Those are the words of Thomas Aquinas — Saint Thomas Aquinas to Catholics, one of the Western world’s most influential philosophers and theologians — spoken three months before he died in 1274. Aquinas was answering a question asked by people in every walk of life, from parents to plumbers to professors, people like you and me who will never achieve Aquinas’s fame. It’s asked by adults of all ages, but perhaps most urgently by elders who wonder if they will leave anything of value behind: does my life have meaning?

At age 77, I find that question rising in me more often than it did when I was young. Sometimes, I’m able to affirm that I’ve made meaningful contributions in at least parts of my personal and work life. At other times, everything I’ve done seems as flimsy and flammable as straw.

If you’ve ever been downcast about the meaning of your life, you know that reassurance from others, no matter how generous, doesn’t do the trick. Everyone has to answer the question for him or herself, at least that’s what I thought until 5:15 a.m. on Thursday, May 12th.

I was starting my day as I always do, with coffee and poetry, when I ran across a poem on the nature of love by the Nobel Prize-winning, Polish poet Czeslaw Milosz. As I read and re-read it, I began to see that brooding on “Does my life have meaning?” is a road to nowhere. Whether I give myself a thumbs up or a thumbs down, there’s a flaw at the heart of the question — a flaw created by our old nemesis, the overweening ego. Here’s the poem that opened my eyes:

Love
by Czeslaw Milosz

Love means to learn to look at yourself
The way one looks at distant things
For you are only one thing among many.

(Excerpted from New and Collected Poems: 1931-2001. Read the full poem here.)

There’s truth and liberation in those last two lines. The truth is that I often don’t know whom or what I serve. The thing I set out to achieve turns out to be less meaningful than its unintended and often unknown consequences.

I remember, for example, a talk I gave a long time ago. My intent was to blow away the audience with the power of my ideas, but they were not impressed. It took weeks to get the bitter taste of failure out of my mouth. Years later, by rare chance, I met a person who’d been in that audience. “I’m glad to meet you,” she said. “I’ve wanted to tell you how your talk changed everything for me.”

Her words were a powerful reminder that I often don’t and can’t know — let alone control — the meaning of my life. All that’s in my power are my own intentions and my willingness to give myself to them. As Milosz says:

“It doesn’t matter whether he [she] knows what he [she] serves.”

The poet goes on to say, “Who serves best doesn’t always understand.” I find those words liberating because there’s so much about life that’s triple-wrapped in mystery. When I’m sure I know exactly what I’m doing and why — so sure that I miss vital clues about what’s really needed and what I really have to offer — it’s a sign that my ego’s in charge, and that’s dangerous. My best offerings come from a deeper, more intuitive place that I can only call my soul. Embracing the fact that there’s no way to know with precision whom or what I’m serving helps free me from the ego’s dominion.
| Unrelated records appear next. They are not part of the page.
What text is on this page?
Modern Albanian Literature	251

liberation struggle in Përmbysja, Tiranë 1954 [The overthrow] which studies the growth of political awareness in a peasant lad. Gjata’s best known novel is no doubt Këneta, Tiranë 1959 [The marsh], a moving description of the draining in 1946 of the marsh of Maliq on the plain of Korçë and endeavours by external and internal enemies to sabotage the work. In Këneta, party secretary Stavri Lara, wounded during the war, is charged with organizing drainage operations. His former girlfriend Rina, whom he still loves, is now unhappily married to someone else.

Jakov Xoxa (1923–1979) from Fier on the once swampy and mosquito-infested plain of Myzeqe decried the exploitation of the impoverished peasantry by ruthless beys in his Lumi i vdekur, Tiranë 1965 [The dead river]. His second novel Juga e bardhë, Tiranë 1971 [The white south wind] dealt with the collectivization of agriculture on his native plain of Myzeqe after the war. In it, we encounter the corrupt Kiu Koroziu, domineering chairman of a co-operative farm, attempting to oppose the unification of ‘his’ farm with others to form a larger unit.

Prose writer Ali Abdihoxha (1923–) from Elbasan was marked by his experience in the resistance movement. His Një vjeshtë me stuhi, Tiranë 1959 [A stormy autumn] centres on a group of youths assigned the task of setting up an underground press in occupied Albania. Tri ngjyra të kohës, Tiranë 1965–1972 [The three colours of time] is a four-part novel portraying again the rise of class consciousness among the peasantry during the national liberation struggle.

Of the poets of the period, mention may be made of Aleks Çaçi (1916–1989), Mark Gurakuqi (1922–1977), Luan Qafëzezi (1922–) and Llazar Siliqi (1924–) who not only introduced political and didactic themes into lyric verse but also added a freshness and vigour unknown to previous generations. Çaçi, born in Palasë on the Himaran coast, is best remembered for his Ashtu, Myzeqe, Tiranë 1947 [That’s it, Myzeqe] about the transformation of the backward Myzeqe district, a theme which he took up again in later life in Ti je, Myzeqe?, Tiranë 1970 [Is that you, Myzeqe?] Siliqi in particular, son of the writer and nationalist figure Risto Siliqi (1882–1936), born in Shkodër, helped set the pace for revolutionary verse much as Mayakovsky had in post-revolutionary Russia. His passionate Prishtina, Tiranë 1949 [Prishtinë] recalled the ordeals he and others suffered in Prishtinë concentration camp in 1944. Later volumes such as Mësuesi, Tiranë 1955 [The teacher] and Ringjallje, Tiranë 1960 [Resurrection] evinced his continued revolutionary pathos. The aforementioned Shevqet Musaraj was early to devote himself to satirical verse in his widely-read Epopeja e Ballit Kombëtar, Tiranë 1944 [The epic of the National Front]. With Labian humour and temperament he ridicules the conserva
Speaking of the ego, the first few lines of Milosz’s poem are a direct challenge to its domination: “Love means to learn to look at yourself / The way one looks at distant things / For you are only one thing among many.” Ah, yes, now I remember: I’m not the sun at the center of anyone’s solar system! If I put myself there with the insistence that my life have a special meaning of some sort, I’ll die in despair, or delusion.

Peace comes when I understand that I am “only one thing among many,” no more and no less important than the bird and the tree Milosz writes about. There’s much I don’t know about birds and trees, but this I know for sure: they don’t wonder or worry about whether their lives have meaning. They simply be what they be and, in the process, serve people like me who are elevated by their presence.
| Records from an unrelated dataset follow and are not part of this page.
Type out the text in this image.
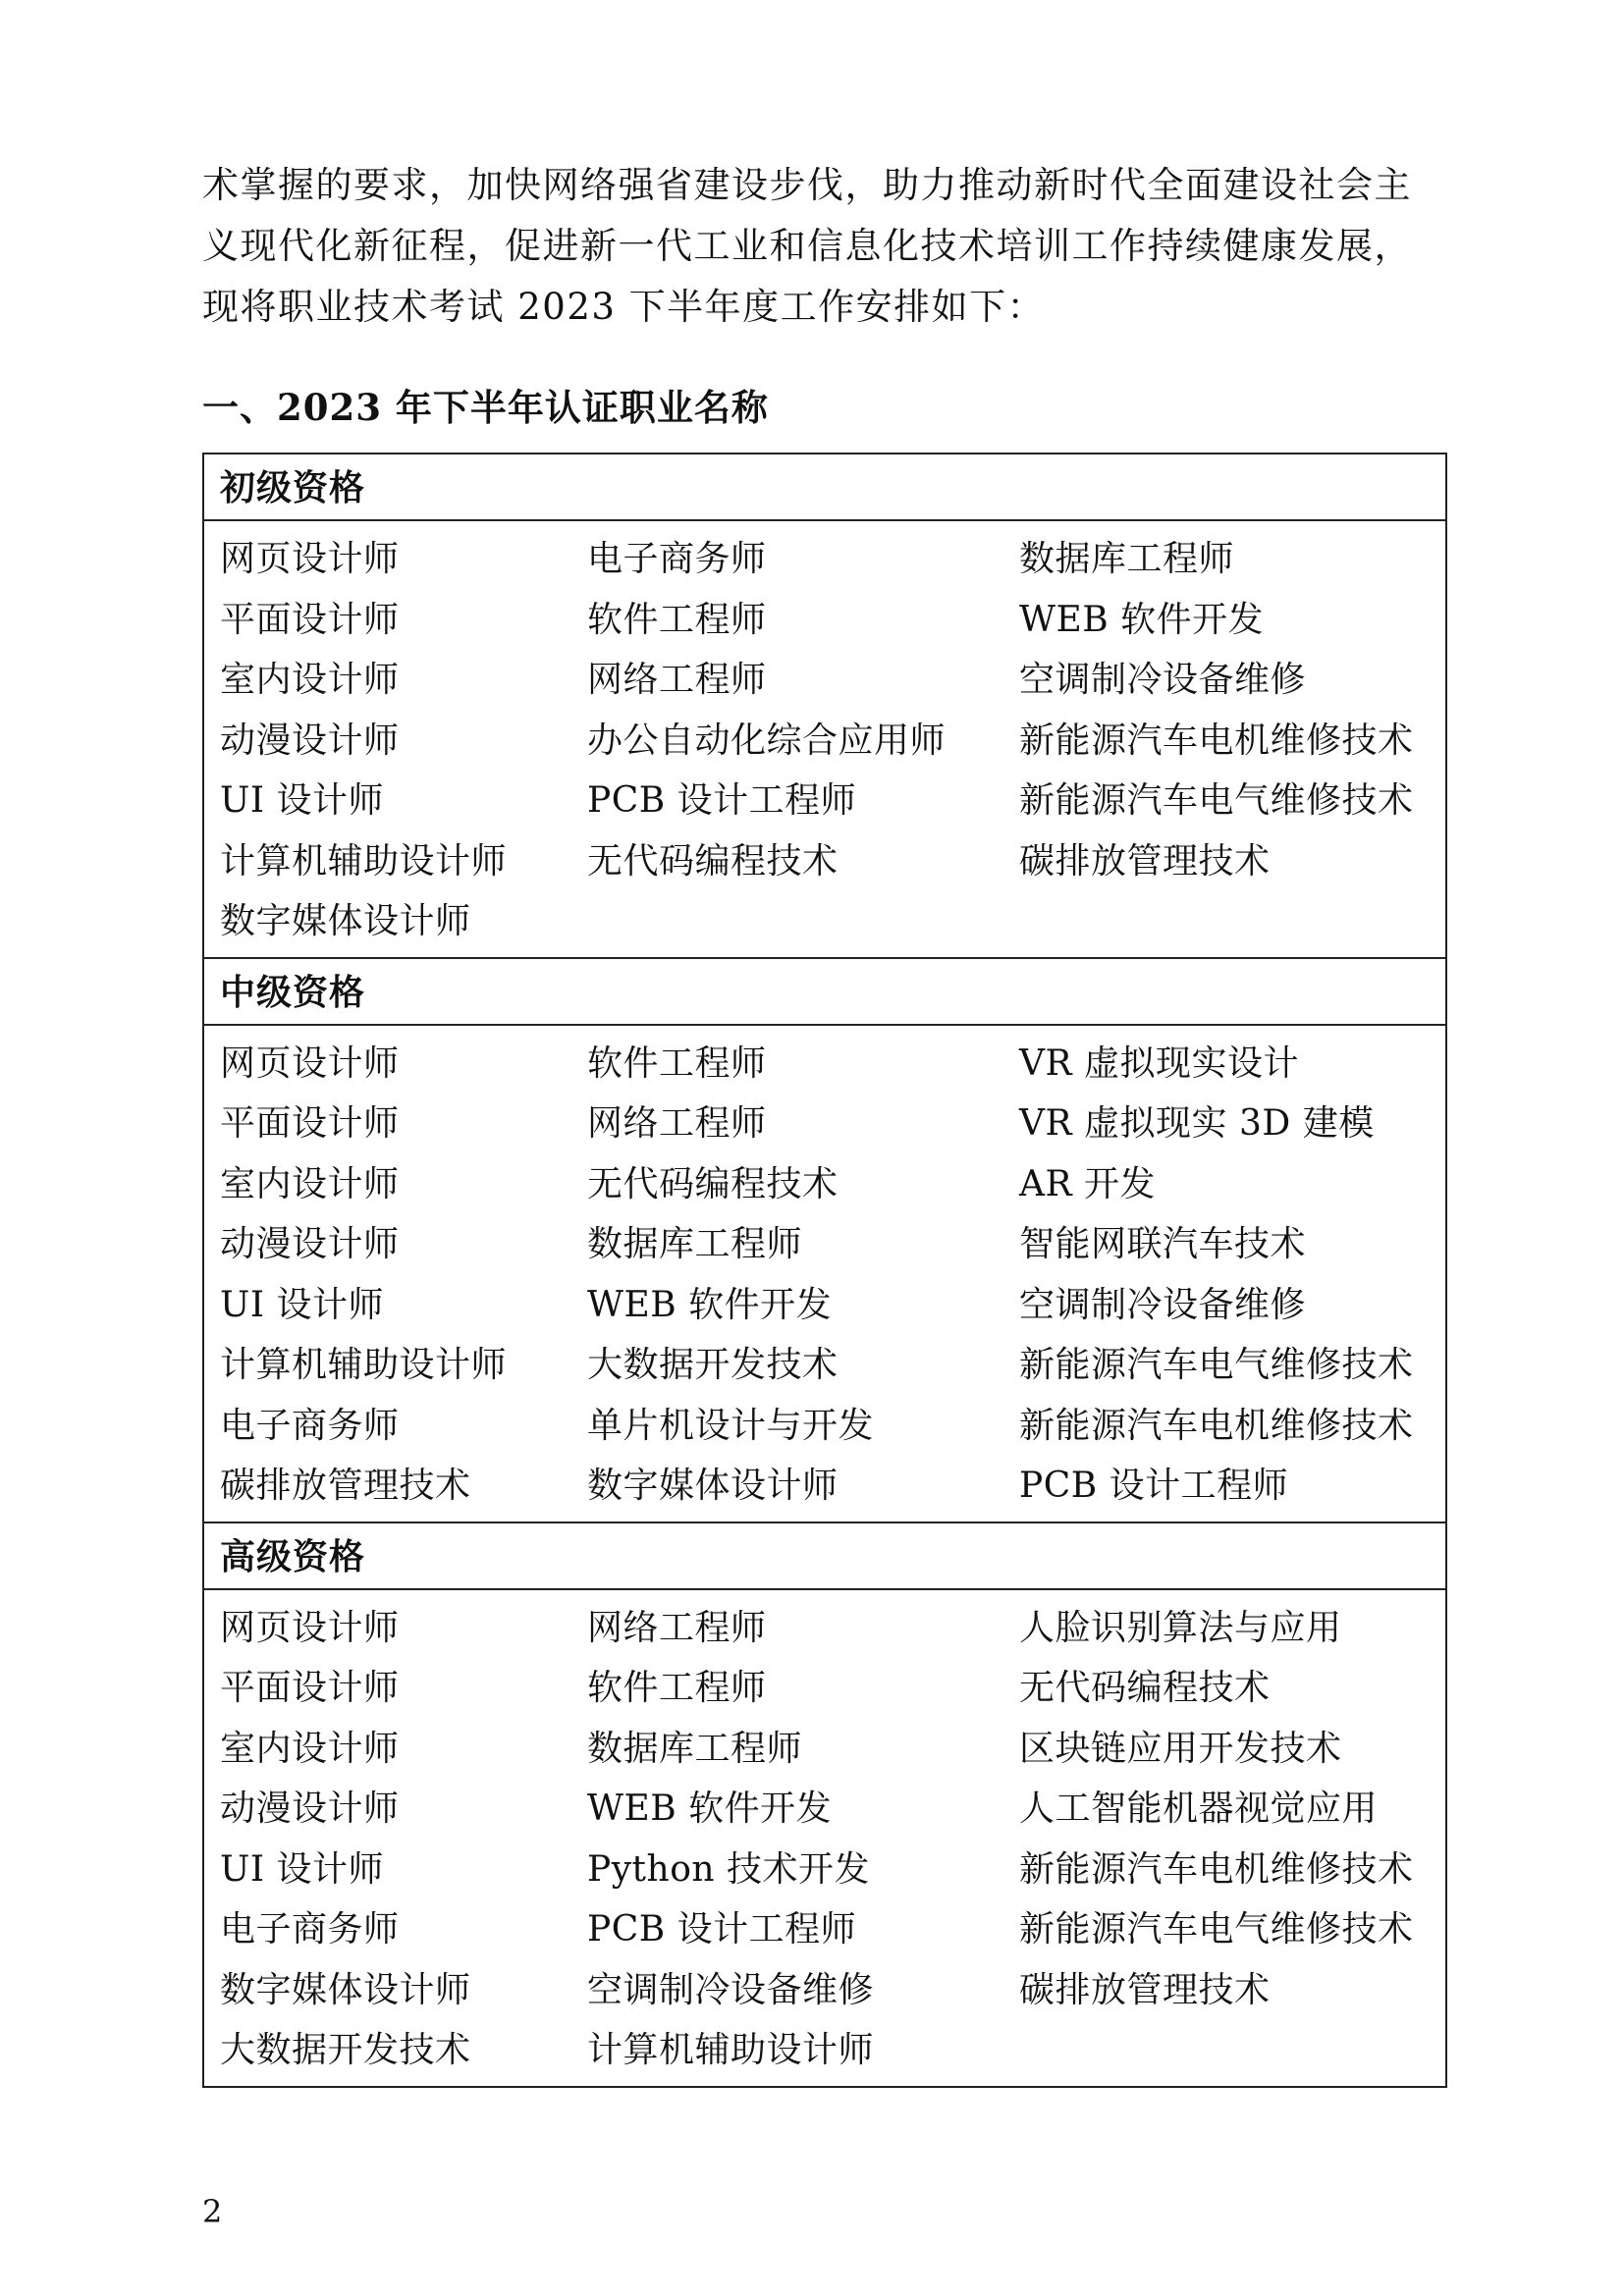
术掌握的要求，加快网络强省建设步伐，助力推动新时代全面建设社会主
义现代化新征程，促进新一代工业和信息化技术培训工作持续健康发展，
现将职业技术考试 2023 下半年度工作安排如下：
一、2023 年下半年认证职业名称
初级资格
网页设计师	电子商务师	数据库工程师
平面设计师	软件工程师	WEB 软件开发
室内设计师	网络工程师	空调制冷设备维修
动漫设计师	办公自动化综合应用师	新能源汽车电机维修技术
UI 设计师	PCB 设计工程师	新能源汽车电气维修技术
计算机辅助设计师	无代码编程技术	碳排放管理技术
数字媒体设计师
中级资格
网页设计师	软件工程师	VR 虚拟现实设计
平面设计师	网络工程师	VR 虚拟现实 3D 建模
室内设计师	无代码编程技术	AR 开发
动漫设计师	数据库工程师	智能网联汽车技术
UI 设计师	WEB 软件开发	空调制冷设备维修
计算机辅助设计师	大数据开发技术	新能源汽车电气维修技术
电子商务师	单片机设计与开发	新能源汽车电机维修技术
碳排放管理技术	数字媒体设计师	PCB 设计工程师
高级资格
网页设计师	网络工程师	人脸识别算法与应用
平面设计师	软件工程师	无代码编程技术
室内设计师	数据库工程师	区块链应用开发技术
动漫设计师	WEB 软件开发	人工智能机器视觉应用
UI 设计师	Python 技术开发	新能源汽车电机维修技术
电子商务师	PCB 设计工程师	新能源汽车电气维修技术
数字媒体设计师	空调制冷设备维修	碳排放管理技术
大数据开发技术	计算机辅助设计师
2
Milosz says, “whoever sees that way heals his heart, / Without knowing it, from various ills.” Time and again, that’s been my experience. There’s nothing like a walk in the woods, alongside the ocean, into the mountains or across the desert to put my life in perspective and help me take heart again. In places such as those, the things of nature befriend me — just as Milosz says they will — as I settle into the comforting knowledge that I am “only one thing among many.”

Then there are Milosz’s beautiful words about allowing one’s self and the world of things to “stand in the glow of ripeness.” Please don’t ask me exactly what that means, because I don’t know! But I do know this: once I understand that I’m not the sun at the center of anyone’s solar system, I can step aside, stop casting a shadow everywhere I go, and allow the true sun to shine on everyone and everything, making all things ripe with the glow of new life. This, it would seem, is Milosz’s ultimate definition of love, and it works for me.

So, for the moment, I rest easy with the notion that I don’t need to ask or answer the question, “Does my life have meaning?” All I need do is to keep living as one among many as well as I can, hoping to help myself and others “stand in the glow of ripeness.”
If the big question returns to me over the next few days or weeks, and I find myself struggling to come up with a ”Yes” or dodge a “No,” I won’t be surprised. When it comes to jailbreaks like the one Milosz’s poem gave me, I’m a life-long recidivist — or, to spin it more positively, a life-long re-learner.

It’s not easy to subdue the inflated ego and loose the adventuresome soul. But whenever we can do so, it saves us grief and serves the world well. So if you see me on the street one day, quietly muttering “only one thing among many, only one thing among many,” you’ll know I’m still working on it — or it’s still working on me.